Steelmanning

This article from The Atlantic about ‘steel-manning’ went viral, The Highest Form of Disagreement

We probably know best which arguments are most difficult for our position, because we know our belief’s real weak points and what kind of evidence we tend to find compelling … use that information to look for ways to make their arguments better, more difficult for you to counter. This is the highest form of disagreement. If you know of a better counter to your own argument, say so. If you know of evidence that supports their side, bring it up. If their argument rests on an untrue piece of evidence, talk about the hypothetical case in which they were right… Because if you can’t respond to that better version, you’ve got some thinking to do, even if you are more right than the person you’re arguing with.

To steelman an argument is the opposite of a strawman: instead of misconstruing or misrepresenting the opposing side’s argument, you ascribe the strongest possible argument, even if your opponent hasn’t actually argued it. It’s to give as much intellectual charity to your opponent as possible.

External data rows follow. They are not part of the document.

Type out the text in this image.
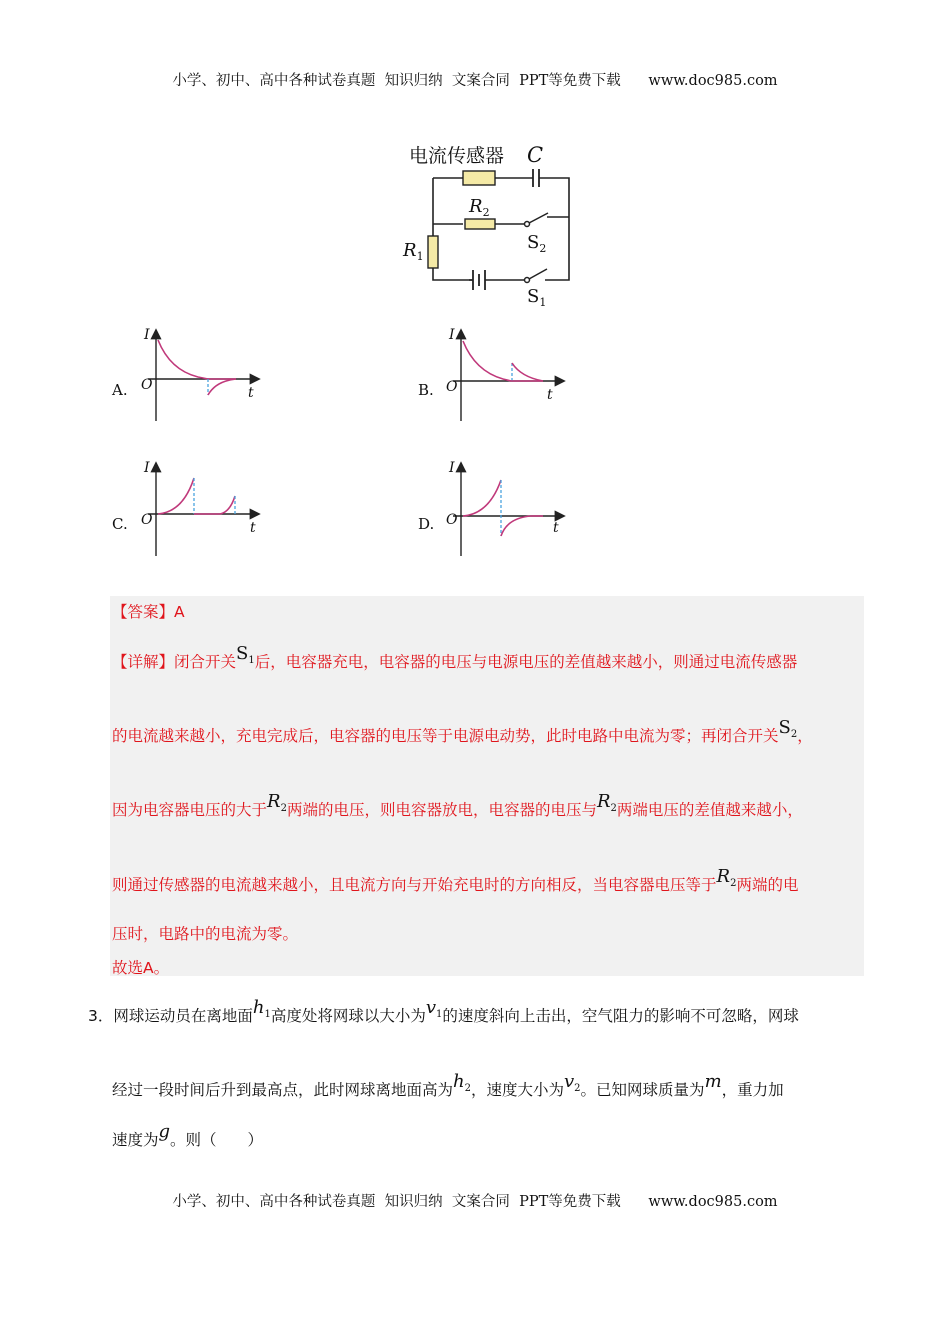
小学、初中、高中各种试卷真题  知识归纳  文案合同  PPT等免费下载      www.doc985.com
电流传感器 C
$R_2$
$S_2$
$R_1$
$S_1$
A.
I
t
O	B.
I
t
O
C.
I
t
O	D.
I
t
O
【答案】A
【详解】闭合开关$S_1$后，电容器充电，电容器的电压与电源电压的差值越来越小，则通过电流传感器
的电流越来越小，充电完成后，电容器的电压等于电源电动势，此时电路中电流为零；再闭合开关$S_2$，
因为电容器电压的大于$R_2$两端的电压，则电容器放电，电容器的电压与$R_2$两端电压的差值越来越小，
则通过传感器的电流越来越小，且电流方向与开始充电时的方向相反，当电容器电压等于$R_2$两端的电
压时，电路中的电流为零。
故选A。
3．网球运动员在离地面$h_1$高度处将网球以大小为$v_1$的速度斜向上击出，空气阻力的影响不可忽略，网球
经过一段时间后升到最高点，此时网球离地面高为$h_2$，速度大小为$v_2$。已知网球质量为m，重力加
速度为g。则（　　）
小学、初中、高中各种试卷真题  知识归纳  文案合同  PPT等免费下载      www.doc985.com
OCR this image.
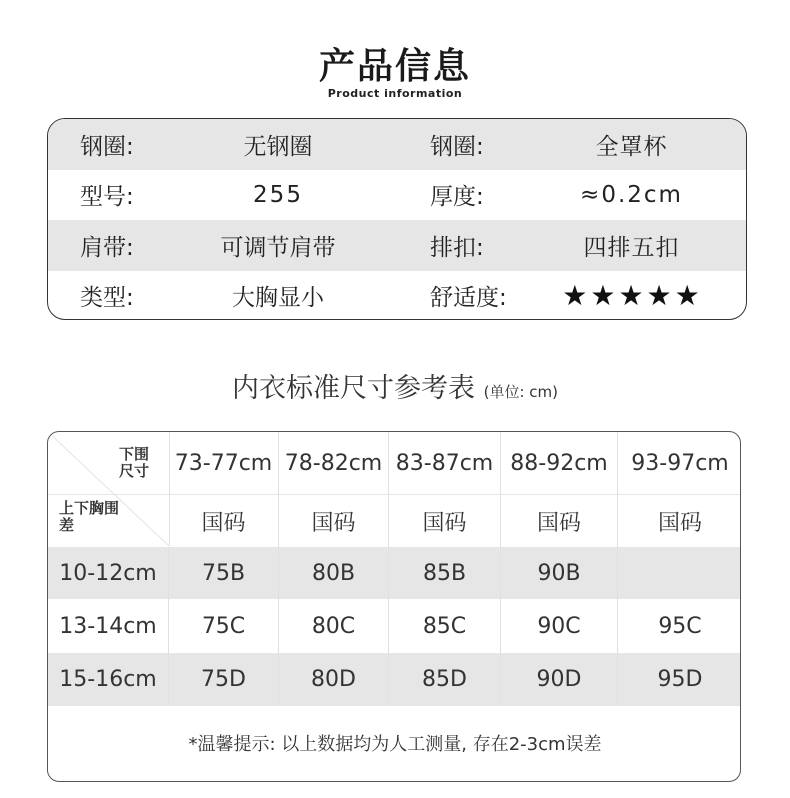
产品信息
Product information
钢圈:	无钢圈	钢圈:	全罩杯
型号:	255	厚度:	≈0.2cm
肩带:	可调节肩带	排扣:	四排五扣
类型:	大胸显小	舒适度:	★ ★ ★ ★ ★
内衣标准尺寸参考表 (单位: cm)
下围尺寸
上下胸围差
73-77cm 78-82cm 83-87cm 88-92cm	93-97cm
国码	国码	国码	国码	国码
10-12cm	75B	80B	85B	90B
13-14cm	75C	80C	85C	90C	95C
15-16cm	75D	80D	85D	90D	95D
*温馨提示: 以上数据均为人工测量, 存在2-3cm误差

Despite the charged partisanship of the mainstream media, there’s huge demand for nuanced discourse, especially on high-IQ sites such as Reddit , Hacker News, 4Chan, Medium, Quora, etc., all of which in the past few years have seen huge growth in terms of traffic and membership. Regarding intellectualism culture, it’s not so much about values being right or wrong, but rather the premises one uses to derive such values being correct, so most debates are over premises, not values. This can sometimes be tedious (such as a recent post by Vox Day that garnered 200+ comments about the meaning of ‘posterity‘), but it does make more more evolved, productive discourse than just flame wars and mud slinging. Rationalism, centrism, and internet postmodernism, although all related, connote leftism. Intellectualism culture spans the entire spectrum. It explains why Vox Day is closer, oddly enough, to Scott Alexander than Sean Hannity even though the latter is a conservative and the former is not. Scott and to a lesser extent, Vox, are not ideologues, meaning that their values are derived from quantifiable empirical evidence and science (inductive), whereas mainstream pundits do the reverse (beginning with a pre-established, unwavering conclusion and then looking for evidence to confirm it…(deductive)).